Découvrez Japon : Beaux-Arts (Peinture / Sculpture / Street Art / Photo)

Mélange de tradition et de modernité, le Japon est la destination idéale des passionnés d’art. Sur cette terre de contrastes, toutes les techniques du champ de la création se rencontrent, s’entrelacent et se nourrissent. Difficile de séparer arts et architecture dans un pays où tout participe à sa mise en valeur. L’art japonais a ceci de si particulier qu’il s’est développé jusqu’à une époque relativement récente à l’abri de toute influence occidentale. L’estampe et la peinture s’imprègnent, à leurs débuts, des traditions picturales chinoises et du bouddhisme. Mais bien vite, le pays du soleil levant s’est forgé un style unique. Ce regard si particulier sur le monde attire de nombreux voyageurs épris de raffinement. A partir de l’après-guerre, l’art contemporain connaît un essor fulgurant. La photographie et les courants avant-gardistes s’épanouissent sur le sol nippon. Des talents exceptionnels à découvrir en totale immersion.

Peinture

La peinture est l’un des premiers arts pratiqués au Japon. L’art du Kaiga a adopté au fil des siècles une large palette de styles. Il convient de distinguer la peinture avant et après 1868, le début de l’ère Meiji.
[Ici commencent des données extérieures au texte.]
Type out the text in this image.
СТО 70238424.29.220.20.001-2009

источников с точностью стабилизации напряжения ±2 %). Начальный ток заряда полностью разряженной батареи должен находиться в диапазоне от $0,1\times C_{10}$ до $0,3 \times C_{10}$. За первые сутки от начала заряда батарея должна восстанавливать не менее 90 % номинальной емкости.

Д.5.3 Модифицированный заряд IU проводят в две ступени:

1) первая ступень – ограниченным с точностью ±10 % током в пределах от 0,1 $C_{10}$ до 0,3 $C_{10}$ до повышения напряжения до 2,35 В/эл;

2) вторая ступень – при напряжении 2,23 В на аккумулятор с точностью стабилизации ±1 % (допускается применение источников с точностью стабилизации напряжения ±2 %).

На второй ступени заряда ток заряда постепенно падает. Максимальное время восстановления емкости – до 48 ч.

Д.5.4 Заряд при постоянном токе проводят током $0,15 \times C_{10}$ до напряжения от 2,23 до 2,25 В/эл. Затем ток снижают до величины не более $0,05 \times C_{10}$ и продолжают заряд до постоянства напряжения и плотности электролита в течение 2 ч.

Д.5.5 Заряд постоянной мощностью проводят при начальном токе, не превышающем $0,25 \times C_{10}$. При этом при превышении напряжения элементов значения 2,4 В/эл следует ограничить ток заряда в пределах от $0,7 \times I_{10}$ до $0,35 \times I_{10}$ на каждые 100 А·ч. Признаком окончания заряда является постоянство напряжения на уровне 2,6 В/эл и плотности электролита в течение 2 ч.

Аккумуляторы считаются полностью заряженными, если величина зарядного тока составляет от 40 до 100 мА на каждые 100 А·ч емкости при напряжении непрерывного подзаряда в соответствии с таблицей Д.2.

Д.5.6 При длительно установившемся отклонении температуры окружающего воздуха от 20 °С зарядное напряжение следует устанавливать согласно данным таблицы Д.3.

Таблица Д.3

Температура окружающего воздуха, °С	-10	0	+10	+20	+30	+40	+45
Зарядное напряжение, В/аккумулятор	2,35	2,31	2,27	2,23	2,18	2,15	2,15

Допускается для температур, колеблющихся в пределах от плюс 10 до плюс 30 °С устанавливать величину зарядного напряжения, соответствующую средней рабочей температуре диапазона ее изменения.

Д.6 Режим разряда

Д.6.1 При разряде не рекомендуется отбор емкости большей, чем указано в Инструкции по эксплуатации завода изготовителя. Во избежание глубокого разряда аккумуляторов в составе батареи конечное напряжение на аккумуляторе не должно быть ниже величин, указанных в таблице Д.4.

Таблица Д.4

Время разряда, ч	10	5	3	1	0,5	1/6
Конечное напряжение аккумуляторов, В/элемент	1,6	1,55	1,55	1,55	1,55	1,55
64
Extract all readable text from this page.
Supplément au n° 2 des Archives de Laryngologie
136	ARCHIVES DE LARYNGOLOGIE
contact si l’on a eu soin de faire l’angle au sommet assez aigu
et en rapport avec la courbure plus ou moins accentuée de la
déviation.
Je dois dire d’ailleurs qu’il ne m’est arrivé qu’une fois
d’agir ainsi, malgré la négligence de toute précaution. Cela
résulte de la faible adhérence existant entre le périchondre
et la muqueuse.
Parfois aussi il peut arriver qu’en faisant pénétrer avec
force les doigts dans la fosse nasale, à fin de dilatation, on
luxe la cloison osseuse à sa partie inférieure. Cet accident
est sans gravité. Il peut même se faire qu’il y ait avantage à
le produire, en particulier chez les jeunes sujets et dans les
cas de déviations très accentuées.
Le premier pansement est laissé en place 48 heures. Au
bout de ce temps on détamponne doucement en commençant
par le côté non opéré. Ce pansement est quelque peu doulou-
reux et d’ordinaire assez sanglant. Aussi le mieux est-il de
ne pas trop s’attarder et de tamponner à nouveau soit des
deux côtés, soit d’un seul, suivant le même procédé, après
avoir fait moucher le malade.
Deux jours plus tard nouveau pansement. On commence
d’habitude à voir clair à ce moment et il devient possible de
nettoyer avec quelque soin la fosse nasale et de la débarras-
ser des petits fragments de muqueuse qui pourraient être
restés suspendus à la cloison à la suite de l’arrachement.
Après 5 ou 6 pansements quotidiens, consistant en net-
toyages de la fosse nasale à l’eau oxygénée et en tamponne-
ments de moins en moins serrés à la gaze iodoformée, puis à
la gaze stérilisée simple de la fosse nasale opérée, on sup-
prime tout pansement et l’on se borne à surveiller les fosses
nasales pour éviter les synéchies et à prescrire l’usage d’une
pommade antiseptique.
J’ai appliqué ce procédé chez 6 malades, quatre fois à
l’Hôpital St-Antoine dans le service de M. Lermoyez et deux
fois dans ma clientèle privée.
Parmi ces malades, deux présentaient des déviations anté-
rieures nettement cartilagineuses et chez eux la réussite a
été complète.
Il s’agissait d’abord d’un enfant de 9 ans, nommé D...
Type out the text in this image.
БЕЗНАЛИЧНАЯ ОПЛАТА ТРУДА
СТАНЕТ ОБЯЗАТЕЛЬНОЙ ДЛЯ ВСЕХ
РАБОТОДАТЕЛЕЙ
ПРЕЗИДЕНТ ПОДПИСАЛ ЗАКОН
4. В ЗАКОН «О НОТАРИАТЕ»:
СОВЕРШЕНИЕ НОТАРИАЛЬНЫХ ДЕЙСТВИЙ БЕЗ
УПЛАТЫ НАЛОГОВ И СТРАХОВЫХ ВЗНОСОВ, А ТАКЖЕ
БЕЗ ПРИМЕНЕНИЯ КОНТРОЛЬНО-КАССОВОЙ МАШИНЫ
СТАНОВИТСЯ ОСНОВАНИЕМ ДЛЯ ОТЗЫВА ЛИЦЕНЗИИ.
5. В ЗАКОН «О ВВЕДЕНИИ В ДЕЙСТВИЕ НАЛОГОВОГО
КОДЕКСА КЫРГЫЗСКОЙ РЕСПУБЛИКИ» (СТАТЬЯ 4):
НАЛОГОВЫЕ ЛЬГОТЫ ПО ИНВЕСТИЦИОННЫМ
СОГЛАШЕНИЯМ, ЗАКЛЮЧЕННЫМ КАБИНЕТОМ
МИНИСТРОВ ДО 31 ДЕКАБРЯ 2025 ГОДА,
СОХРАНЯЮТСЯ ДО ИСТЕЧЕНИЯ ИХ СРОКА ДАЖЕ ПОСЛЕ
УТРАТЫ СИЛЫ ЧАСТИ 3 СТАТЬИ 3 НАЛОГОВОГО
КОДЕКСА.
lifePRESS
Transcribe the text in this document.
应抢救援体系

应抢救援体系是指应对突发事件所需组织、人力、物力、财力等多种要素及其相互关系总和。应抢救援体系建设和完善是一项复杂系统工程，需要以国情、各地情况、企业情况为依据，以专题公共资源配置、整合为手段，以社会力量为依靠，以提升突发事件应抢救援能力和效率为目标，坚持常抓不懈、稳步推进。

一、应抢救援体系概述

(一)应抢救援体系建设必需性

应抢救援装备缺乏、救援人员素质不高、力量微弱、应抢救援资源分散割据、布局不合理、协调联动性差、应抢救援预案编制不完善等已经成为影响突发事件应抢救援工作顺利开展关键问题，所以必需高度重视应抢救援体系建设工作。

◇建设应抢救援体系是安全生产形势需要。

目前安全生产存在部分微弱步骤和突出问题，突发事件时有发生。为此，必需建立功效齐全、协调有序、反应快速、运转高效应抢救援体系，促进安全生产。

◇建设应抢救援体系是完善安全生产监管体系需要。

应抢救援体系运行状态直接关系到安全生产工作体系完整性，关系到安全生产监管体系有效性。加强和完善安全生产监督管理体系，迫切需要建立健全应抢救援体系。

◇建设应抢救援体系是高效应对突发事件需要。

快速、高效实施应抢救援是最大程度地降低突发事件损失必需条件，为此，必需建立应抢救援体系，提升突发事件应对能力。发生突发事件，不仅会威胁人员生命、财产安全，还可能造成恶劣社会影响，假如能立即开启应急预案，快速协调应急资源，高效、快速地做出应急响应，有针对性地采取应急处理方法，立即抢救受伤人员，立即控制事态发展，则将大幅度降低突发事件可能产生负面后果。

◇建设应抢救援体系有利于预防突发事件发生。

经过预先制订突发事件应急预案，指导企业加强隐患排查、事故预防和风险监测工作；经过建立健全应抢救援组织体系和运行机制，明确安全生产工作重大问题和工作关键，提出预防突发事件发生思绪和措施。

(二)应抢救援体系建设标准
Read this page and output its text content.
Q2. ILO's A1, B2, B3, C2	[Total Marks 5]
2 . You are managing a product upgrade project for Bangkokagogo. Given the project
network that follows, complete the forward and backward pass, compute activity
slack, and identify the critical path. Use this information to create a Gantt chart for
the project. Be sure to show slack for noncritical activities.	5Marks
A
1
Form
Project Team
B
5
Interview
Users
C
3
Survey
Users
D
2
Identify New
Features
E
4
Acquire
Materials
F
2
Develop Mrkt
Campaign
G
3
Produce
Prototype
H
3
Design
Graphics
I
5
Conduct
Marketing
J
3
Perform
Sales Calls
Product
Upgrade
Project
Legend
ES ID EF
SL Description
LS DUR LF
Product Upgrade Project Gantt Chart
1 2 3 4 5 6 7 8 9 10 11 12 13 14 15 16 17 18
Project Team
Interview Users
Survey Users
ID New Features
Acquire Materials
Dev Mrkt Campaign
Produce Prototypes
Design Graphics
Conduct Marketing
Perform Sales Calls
Avant cette date, l’influence de la peinture chinoise se ressent notamment dans l’introduction de nuages pour fragmenter un paysage, de fleurs et d’oiseaux.  La peinture de l’époque de Heian (794-1185) et à partir du XVIIe siècle, de l’école Rinpa sont préservés de toutes caractéristiques chinoises.

Périodes Kamakura et Muromachi

Durant la période Kamakura (1185-1333), les peintres illustrent la vie des religieux de même que des grands personnages, et les romans de la cour impériale. Un nouveau type de peinture monochrome réalisée au lavis voit le jour. Elle prend réellement son élan durant la période Muromachi (1333-1568). Sous le régime des Ashikaga, le portrait prend peu à peu de l'importance. Le visage est privilégié, le vêtement est traité d'une manière plus sommaire. Puis, le demi-corps est choisi selon la technique Zen.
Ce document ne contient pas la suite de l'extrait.